6 in 10 engineers hired are Singaporeans and PRs: MOM

April 6, 201610:04 am854 views

There were 122,500 people employed as engineers as of June 2015, of which six in 10 were locals, said Minister of State for Manpower Teo Ser Luck in Parliament on Tuesday (Apr 5).

Mr Teo was responding to a question by MP Lee Bee Wah, who wanted to find out how many engineers are currently working in Singapore and how many of these were locals, permanent residents and foreigners.

“Engineers play a crucial role in Singapore, and are needed to improve our infrastructure, grow key sectors such as manufacturing and telecommunications, and drive the Smart Nation initiative,” he said.

Mr Teo added that by developing more attractive pathways and strengthening the professional recognition and accreditation of engineering skills and expertise, the ministry aims to attract more locals to join the profession.

He echoed Prime Minister Lee Hsien Loong’s call to make engineering more attractive as a career. Perceptions about engineering need to change, if Singapore is to follow in the footsteps of Silicon Valley, as well as attract Singaporeans based there to return home, he said, during his visit to the United States in February this year.

MOE PROMOTING INTEREST AMONG STUDENTS: ONG YE KUNG

Meanwhile, in a written Parliamentary reply to Ms Lee, Acting Minister for Education (Higher Education and Skills) Ong Ye Kung said the Ministry of Education (MOE) also has initiatives to interest students at various levels to take up engineering as a course of study.

The Applied Learning Programmes in Science, Technology, Engineering and Mathematics (STEM) is offered in more than 50 per cent of secondary schools, Mr Ong said.

This enables students to apply their knowledge and skills in authentic situations, to address real-world problems and offer opportunities to interact with engineering professionals, he added.

Polytechnics also regularly organise activities and events, such as engineering competitions and seminars, offering education and career guidance, Mr Ong said.

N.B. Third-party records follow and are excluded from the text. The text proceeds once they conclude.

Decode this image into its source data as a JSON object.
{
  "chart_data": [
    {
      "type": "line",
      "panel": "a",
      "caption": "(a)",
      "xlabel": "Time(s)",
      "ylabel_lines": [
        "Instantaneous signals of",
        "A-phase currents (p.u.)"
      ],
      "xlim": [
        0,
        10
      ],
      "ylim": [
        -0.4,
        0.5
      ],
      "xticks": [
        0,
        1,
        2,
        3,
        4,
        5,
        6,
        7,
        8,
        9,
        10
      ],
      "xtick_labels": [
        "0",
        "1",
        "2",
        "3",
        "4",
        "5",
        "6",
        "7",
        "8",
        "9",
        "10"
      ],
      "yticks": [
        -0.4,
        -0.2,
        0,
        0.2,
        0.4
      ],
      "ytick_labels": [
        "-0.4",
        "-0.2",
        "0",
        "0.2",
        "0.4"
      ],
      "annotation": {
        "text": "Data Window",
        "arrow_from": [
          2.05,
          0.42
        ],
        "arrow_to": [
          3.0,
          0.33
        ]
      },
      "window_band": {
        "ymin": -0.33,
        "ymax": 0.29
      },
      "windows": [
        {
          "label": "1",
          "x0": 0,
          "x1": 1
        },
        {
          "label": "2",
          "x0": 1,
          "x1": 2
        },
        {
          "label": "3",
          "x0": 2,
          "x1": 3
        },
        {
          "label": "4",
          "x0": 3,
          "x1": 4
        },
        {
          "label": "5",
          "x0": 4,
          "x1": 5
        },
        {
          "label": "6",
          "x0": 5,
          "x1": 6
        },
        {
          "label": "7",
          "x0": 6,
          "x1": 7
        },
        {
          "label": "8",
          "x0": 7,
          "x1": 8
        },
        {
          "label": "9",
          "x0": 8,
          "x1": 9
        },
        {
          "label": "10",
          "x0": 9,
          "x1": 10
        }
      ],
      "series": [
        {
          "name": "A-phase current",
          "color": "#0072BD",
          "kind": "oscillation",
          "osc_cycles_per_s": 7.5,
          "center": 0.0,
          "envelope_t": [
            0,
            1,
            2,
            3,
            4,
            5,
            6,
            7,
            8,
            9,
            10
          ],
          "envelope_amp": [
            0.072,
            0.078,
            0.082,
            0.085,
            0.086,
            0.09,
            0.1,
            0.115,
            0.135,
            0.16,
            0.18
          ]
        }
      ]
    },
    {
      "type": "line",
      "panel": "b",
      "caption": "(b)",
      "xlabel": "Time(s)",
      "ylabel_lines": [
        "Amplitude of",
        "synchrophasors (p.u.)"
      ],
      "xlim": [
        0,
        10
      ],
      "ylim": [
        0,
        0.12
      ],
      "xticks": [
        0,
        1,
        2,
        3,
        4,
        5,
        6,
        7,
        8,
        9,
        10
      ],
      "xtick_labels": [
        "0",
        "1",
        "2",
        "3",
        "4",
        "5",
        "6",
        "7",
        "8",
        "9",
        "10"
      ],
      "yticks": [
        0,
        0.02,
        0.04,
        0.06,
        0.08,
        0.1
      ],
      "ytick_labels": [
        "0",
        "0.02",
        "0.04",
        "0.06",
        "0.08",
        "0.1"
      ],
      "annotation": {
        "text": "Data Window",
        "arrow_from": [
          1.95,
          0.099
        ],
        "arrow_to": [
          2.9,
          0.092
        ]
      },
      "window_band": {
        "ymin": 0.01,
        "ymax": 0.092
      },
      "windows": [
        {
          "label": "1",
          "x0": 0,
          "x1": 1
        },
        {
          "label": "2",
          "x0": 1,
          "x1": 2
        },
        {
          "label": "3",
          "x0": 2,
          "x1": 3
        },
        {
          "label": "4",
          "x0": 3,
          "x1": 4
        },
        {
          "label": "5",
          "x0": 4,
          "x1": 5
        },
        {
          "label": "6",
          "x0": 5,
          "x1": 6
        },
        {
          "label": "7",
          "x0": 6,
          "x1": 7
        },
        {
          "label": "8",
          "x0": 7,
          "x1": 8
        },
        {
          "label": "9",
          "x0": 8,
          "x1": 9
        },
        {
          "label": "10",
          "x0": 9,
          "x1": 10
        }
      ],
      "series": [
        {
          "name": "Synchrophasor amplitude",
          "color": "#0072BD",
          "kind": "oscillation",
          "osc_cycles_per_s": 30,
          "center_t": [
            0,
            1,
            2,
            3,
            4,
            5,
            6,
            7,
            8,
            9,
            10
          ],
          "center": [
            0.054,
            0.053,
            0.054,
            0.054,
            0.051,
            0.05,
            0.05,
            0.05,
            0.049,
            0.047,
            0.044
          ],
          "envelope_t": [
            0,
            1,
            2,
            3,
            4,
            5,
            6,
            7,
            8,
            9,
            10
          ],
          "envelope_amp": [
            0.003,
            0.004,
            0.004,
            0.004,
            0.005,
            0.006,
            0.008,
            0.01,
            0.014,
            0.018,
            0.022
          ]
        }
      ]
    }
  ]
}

These events raise awareness among students of the progression opportunities of a polytechnic education in engineering.

At the university level, Mr Ong said MOE has introduced more options for the study of engineering to attract a wider pool of students. These options include new degree programmes and the establishment of the Singapore University of Technology and Design, which is an “engineering- and design-centric research university”.

Mr Ong added that the ministry works closely with economic agencies to ensure the supply of engineering places in the Institute of Technical Education, polytechnics and autonomous universities is aligned with the yearly demand for manpower in the engineering industry.

For example, with greater demand for engineers in recent year, the number of full-time engineering graduates from autonomous universities has increased from 3,700 in 2012 to a projected 4,400 this year.

“With greater exposure upstream and a variety of engineering programmes, more students will be able to develop an interest in engineering and pursue it at the tertiary level,” he said.